NEWS peak
When I reduced working to four days a week, I planned to try my hand at compiling. This was my second attempt. The theme for the first is still bouncing around in my head and I hope one day a suitable puzzle will reach an audience.
I had the original idea for ‘Eraser Required’ (the working title for Smith’s One) around November 2010. I wanted to celebrate a great novel, 1984, using the two pillars of its society, doublethink and Newspeak. I also knew I wanted solvers to somehow erase Oldspeak and leave only Newspeak words. On re-reading the novel, I came upon the description of the Ministry of Truth, with the three slogans of the party on the side of a pyramidal structure. This seemed like a possibility to exploit the theme. I tried words circling the layers of the pyramid but nothing really worked. Obviously each slogan would have to appear on a different face and I thought I might as well try to include Ministry of Truth too. I even tried to have N,S,E,W in some form at the apex so I would have a NEWS peak to the pyramid.

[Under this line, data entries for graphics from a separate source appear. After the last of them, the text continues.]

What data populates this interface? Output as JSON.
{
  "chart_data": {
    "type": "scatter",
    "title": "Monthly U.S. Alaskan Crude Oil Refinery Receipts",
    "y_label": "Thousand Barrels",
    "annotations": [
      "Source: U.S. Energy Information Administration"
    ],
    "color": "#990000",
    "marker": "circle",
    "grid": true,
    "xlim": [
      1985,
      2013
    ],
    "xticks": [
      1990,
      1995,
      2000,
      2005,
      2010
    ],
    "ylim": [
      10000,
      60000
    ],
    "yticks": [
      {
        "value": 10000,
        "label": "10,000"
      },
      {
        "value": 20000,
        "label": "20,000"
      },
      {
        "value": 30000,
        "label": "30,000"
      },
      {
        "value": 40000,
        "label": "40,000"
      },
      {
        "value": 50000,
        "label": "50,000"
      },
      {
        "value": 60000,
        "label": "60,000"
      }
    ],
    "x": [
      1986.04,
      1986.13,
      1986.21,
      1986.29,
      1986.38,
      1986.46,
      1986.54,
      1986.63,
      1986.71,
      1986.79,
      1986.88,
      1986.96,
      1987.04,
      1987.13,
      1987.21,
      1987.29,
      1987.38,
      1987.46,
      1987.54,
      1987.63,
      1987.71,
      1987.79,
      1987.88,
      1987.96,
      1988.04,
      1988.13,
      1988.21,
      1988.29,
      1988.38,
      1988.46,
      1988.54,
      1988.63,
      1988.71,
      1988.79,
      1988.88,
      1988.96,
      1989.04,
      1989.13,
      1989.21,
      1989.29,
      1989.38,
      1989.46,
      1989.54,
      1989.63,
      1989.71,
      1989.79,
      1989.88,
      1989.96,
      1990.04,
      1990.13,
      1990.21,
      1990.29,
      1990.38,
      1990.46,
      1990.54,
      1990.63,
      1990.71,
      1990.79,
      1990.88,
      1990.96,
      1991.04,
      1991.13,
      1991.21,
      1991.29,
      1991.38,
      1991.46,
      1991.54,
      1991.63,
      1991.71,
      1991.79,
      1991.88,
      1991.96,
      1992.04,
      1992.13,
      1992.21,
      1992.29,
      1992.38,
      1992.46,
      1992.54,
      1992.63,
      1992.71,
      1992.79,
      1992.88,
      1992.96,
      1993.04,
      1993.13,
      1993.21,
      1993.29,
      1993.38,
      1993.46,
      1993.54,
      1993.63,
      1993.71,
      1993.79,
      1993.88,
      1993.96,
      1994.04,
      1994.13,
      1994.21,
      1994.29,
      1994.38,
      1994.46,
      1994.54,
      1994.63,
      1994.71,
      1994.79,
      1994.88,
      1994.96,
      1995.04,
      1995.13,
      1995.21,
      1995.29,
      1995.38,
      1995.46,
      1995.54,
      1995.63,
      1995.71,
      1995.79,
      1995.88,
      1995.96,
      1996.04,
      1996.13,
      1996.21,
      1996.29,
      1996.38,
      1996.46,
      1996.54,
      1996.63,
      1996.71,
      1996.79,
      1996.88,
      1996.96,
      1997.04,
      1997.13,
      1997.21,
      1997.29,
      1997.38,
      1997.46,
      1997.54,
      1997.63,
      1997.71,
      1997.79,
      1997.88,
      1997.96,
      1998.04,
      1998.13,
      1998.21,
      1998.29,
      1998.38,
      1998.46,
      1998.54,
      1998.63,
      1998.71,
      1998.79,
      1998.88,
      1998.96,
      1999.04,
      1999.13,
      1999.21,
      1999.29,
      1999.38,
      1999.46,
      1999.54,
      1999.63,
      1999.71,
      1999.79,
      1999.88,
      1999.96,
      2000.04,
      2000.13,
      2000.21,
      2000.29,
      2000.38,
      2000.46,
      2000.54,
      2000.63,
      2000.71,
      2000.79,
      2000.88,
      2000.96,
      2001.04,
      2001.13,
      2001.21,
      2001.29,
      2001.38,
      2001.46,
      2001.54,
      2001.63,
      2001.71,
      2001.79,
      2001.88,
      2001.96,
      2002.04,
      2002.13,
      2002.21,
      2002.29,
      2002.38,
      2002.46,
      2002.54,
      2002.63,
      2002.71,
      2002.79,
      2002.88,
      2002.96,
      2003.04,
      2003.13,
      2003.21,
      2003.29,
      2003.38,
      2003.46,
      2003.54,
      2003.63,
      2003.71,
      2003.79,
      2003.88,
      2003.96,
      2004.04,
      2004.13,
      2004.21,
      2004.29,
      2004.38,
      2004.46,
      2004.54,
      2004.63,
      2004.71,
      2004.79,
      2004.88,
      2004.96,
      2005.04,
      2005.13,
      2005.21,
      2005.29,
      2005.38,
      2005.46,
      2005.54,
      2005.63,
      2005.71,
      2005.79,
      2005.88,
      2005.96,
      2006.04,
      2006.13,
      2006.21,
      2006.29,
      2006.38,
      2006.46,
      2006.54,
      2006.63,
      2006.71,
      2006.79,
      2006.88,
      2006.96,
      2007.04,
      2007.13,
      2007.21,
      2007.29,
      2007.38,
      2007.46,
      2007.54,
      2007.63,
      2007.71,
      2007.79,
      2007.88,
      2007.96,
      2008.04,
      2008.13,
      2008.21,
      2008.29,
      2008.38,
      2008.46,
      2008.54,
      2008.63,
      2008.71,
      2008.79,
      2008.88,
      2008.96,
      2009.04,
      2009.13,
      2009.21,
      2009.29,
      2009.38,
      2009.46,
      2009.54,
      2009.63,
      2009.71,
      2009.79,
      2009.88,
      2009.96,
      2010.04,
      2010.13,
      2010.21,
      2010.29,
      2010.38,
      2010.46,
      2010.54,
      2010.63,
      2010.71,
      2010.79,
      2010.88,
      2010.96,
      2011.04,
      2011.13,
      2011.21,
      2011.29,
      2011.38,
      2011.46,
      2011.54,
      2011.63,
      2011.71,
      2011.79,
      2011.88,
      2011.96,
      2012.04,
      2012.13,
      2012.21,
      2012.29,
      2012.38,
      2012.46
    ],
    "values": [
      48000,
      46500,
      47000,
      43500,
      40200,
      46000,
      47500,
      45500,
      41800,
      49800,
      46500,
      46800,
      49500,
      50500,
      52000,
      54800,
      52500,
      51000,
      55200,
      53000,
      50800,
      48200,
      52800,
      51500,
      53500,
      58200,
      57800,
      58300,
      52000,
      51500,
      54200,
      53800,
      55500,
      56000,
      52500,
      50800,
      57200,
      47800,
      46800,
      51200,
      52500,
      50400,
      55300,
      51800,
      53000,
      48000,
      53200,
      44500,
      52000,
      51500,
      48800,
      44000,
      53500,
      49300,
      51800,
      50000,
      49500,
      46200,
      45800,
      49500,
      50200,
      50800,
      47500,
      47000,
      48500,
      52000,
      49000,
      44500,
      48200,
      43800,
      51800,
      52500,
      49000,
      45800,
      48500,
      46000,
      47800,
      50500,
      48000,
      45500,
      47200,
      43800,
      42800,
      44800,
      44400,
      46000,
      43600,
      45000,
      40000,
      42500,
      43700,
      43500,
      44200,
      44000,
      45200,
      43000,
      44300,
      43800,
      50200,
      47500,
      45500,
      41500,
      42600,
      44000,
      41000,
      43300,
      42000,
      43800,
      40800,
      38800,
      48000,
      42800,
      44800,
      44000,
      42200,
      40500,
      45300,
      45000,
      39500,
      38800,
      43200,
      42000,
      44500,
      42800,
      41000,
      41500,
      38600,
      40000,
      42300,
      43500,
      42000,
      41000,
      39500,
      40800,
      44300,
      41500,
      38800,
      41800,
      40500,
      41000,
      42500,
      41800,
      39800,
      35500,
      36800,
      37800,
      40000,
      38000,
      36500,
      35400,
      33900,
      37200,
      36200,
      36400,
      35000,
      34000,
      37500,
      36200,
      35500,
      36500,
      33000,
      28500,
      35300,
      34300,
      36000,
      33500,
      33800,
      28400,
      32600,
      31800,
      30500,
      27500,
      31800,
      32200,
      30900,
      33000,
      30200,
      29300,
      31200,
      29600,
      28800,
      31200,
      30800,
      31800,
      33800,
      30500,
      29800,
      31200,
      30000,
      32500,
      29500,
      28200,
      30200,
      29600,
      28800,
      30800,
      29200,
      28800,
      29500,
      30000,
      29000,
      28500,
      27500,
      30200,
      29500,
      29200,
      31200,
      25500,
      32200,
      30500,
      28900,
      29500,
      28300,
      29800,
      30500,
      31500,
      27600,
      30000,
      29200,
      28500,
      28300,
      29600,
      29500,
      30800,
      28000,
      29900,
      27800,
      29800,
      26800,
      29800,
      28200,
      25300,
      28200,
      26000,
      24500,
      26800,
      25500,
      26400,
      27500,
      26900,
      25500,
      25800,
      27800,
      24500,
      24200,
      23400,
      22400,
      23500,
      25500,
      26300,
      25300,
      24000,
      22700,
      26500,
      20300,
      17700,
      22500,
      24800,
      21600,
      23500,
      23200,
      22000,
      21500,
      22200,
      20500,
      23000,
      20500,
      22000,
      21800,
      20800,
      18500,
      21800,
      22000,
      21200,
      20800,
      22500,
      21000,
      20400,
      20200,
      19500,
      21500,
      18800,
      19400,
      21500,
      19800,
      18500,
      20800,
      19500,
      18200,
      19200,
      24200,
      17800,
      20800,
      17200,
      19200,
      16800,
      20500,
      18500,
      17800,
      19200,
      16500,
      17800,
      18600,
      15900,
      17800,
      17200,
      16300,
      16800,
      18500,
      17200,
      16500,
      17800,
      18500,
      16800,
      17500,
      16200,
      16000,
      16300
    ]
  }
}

At some stage in trial grids, I drew the diagonals and noticed an even number of cells on each side. Because of a game (called Doublethink) invented by some friends a long time ago, I knew that doublethink had no repeating letters and thought it would make an excellent Playfair code word. I have always thought it is a shame that after discovering the key to a Playfair code square, the story ends, and so I decided I wanted a puzzle where the Playfair key must be used again and preferably was integral to the grid. So I set about encoding and decoding the slogans to see if there were any potential words produced. There were, but I couldn’t get a symmetrical fit. It was then I hit upon the idea of having the words read L to R on each face. I was now able to find the basis of two grids with symmetrical entries but one of them had a lot of barred off cells in the outermost rows and columns; plus, in both, I would have to use Minitrue instead of Ministry of Truth which was a slight disappointment but still a newspeak word. One problem was that the grid was going to be quite large at 16×16 which would limit where the puzzle could appear if it ever got that far. NEWS peak was also abandoned.
I swiftly found filling the rest of the grid impossible but hit upon the idea of the solver having to construct the diagonals rather than be given them in the grid. If only I had known how difficult such a grid is to construct where the words have to read in both directions! However it had the advantage of the Carte Blanche appearing to be 14 x 14. It took a long time and lots of failures to come up with a grid. I had little choice about my Playfair words and when I came to check how to deduce the key, I couldn’t do it (except with online tools). Plus I had two four letter words with 2 unches. With a heavy heart I set about improving the grid. I ended up changing between one half and two-thirds of the entries but improved it so that the worst checking was now 2 unches in two five-letter words. Not ideal but I thought I could give those words simpler clues and crucially, the Playfair key could now be deduced without aids.
Now I needed a preamble and message telling solvers what to do without giving the game away. I decided to use misprints in clues which were thematically justified because Winston Smith’s job in the Ministry of Truth was to erase the past by correcting misprints, to which there are numerous references in the novel. Finding an example Playfair key that fitted the theme took a while and it was more luck than inspiration that I hit upon WORKPLACE. And still more luck discovering BOOK SHOP to explain how to encode words. My test solver gave me very positive feedback and advice and suggested Magpie or Listener but I decided against the latter because of size. It finally went off to the editors in mid-March 2011.
A word on the title, which the editors and one solver thought to be weak. My original title was weaker still and I have my test solver to thank for Smith’s One. It has two interpretations. Smith is a workplace ie Smith is One; and Minitrue is Smith’s workplace ie Smith’s One. No-one could come up with a better title so it stayed. On the plus side, once solvers had discovered doublethink as the key it provided confirmation of the theme before any of the admittedly arduous encoding. But please bear in mind that in doing it, solvers were effectively using doublethink to erase Oldspeak and leave only Newspeak, one of the principles I wished to embody in the puzzle.
Finally, thank you for all the feedback I received from solvers on this puzzle. I urge everyone to write something about a puzzle after solving, even if it is only a few words. All the comments were immensely useful and enlightening to me. Setting is a solitary affair and such feedback is the only opportunity to discover what solvers really think and want from a puzzle.